As an additional form of validation, we re-ran the same 10,000 resampling procedure described at the beginning of section 2.4 using three external datasets. The datasets and full results appear in the Supplement. These results showed either slight losses or gains comparable to those that we saw in the MammaPrint dataset when we included the MammaPrint risk prediction as a covariate.
Finally, we set a baseline for what we may expect in terms of precision gain when covariates provide no predictive value by completely permuting the labels in our dataset. This permutation should remove association between the outcome and covariates of interest, and we should see some loss due to adjusting for uninformative covariates. The results are shown in Table 3. As expected, all combinations of covariates produce losses near or below zero when labels are permuted and everything is independent. We observe a maximum loss in precision of about 4.6%, and this is certainly non-negligible, especially given that our gains in Table 2 are on the same order of magnitude. We stress that this is due to the inclusion of greater than the recommended number of adjustment covariates, as described in section 2.3. The potential losses are smaller if fewer uninformative covariates are used, or if the sample size is larger. We exceeded the recommended number of covariates to make a fair comparison between common clinical covariates and the addition of genomic predictions.
4 Conclusion
Adjusting for baseline covariates and estimating treatment effects with augmented outcome regression models is one way to potentially improve treatment effect estimation precision. If baseline factors are collected for patients enrolled in a study, then adjusting for them can reduce the sample size necessary to obtain a desired precision in estimation of the average treatment effect. We showed via simulation that adjusting for the clinical covariates Age, Tumor Size, Tumor Grade, and ER status led to a gain of 5-6% in estimator precision. This percent gain can be directly translated into the amount (5%) by which sample size can be reduced when the adjusted estimator is used as compared to the unadjusted estimator.

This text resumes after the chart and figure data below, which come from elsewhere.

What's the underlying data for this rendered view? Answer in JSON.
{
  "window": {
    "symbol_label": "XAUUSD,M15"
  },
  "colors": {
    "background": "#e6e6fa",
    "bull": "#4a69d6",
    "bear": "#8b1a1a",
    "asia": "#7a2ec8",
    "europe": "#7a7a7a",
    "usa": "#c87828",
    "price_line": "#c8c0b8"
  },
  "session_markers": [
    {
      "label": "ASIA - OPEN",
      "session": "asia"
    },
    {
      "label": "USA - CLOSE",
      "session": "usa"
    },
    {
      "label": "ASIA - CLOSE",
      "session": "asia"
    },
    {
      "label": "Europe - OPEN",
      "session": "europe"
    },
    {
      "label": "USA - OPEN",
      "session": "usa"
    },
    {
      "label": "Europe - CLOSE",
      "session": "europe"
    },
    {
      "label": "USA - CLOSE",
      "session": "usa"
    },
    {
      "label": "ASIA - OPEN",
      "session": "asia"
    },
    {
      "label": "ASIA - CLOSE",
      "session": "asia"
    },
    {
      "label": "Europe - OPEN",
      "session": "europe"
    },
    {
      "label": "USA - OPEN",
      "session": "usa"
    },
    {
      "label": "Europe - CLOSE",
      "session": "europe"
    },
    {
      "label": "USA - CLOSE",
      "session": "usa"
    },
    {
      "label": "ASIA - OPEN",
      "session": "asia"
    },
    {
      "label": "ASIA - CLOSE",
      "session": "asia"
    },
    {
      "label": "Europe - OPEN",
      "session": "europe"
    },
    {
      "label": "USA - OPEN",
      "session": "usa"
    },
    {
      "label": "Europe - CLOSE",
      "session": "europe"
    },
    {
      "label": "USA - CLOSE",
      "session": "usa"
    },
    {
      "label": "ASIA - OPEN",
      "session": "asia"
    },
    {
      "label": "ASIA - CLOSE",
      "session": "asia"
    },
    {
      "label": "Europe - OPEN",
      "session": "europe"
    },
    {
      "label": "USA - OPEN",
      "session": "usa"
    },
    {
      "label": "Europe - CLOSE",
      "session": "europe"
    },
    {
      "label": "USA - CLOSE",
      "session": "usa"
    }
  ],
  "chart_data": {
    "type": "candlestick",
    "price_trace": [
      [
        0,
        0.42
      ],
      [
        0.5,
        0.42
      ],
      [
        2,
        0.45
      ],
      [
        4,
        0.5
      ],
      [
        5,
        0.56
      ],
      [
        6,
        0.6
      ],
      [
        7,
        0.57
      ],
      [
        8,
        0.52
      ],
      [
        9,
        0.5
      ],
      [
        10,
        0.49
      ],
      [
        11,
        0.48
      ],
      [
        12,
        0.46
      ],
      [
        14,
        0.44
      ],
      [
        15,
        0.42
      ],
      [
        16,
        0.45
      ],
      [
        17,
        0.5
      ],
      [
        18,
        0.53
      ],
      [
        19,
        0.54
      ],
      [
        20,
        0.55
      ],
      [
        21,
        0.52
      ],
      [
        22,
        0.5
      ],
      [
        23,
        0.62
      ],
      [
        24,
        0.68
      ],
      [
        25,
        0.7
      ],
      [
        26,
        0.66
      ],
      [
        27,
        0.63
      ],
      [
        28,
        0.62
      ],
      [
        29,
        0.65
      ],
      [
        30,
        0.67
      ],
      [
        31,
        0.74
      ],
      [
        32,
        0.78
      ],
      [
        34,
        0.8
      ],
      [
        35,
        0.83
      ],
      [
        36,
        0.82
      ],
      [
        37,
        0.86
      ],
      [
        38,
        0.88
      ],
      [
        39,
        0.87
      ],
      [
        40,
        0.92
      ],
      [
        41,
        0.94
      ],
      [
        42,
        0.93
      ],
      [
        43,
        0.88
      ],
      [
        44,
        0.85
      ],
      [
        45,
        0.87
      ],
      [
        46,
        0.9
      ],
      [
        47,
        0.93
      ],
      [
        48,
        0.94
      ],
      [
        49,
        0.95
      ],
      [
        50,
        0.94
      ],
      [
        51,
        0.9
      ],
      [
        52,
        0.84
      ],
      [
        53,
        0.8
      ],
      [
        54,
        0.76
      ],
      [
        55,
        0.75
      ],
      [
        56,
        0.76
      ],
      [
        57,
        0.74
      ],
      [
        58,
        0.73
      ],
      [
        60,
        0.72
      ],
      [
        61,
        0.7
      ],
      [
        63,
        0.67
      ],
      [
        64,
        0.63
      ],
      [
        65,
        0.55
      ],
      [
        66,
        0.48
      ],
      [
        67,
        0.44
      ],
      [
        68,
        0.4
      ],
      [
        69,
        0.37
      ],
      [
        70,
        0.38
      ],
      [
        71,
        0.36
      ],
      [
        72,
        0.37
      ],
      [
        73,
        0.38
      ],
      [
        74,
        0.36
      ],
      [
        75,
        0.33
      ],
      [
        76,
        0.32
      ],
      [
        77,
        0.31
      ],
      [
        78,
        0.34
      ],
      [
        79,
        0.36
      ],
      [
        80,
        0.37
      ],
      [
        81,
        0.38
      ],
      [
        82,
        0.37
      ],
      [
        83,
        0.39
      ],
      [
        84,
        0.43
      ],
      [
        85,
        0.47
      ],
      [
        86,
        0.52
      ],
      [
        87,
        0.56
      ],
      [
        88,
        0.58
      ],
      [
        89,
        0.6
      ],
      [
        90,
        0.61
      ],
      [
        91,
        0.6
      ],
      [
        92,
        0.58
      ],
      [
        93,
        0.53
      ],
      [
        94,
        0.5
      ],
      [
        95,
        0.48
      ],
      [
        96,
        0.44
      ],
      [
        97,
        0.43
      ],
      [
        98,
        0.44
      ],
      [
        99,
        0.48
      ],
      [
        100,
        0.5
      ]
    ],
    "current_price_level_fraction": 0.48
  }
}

Adjusting for genomic covariates on their own provides a similar precision gain of 5-6%. The precision gain when adjusting for genomic covariates in addition to standard clinical variables was 1-2%, resulting in similar reductions in sample size. This gain is modest, but not surprising given the prognostic power of the MammaPrint score in the validation set examined here (89% sensitive to high risk-of-recurrence patients, 42% specific to low risk-of-recurrence [13]). This gain is comparable to the gain one would get by including ER status as a baseline adjustment variable in addition to the other clinical covariates. A cost/benefit analysis taking into account the cost of running the MammaPrint test and the relative gain it may impart is warranted. The approach described here allows one to quantify the value of using MammaPrint along with clinical variables for improving estimator precision in a clinical trial.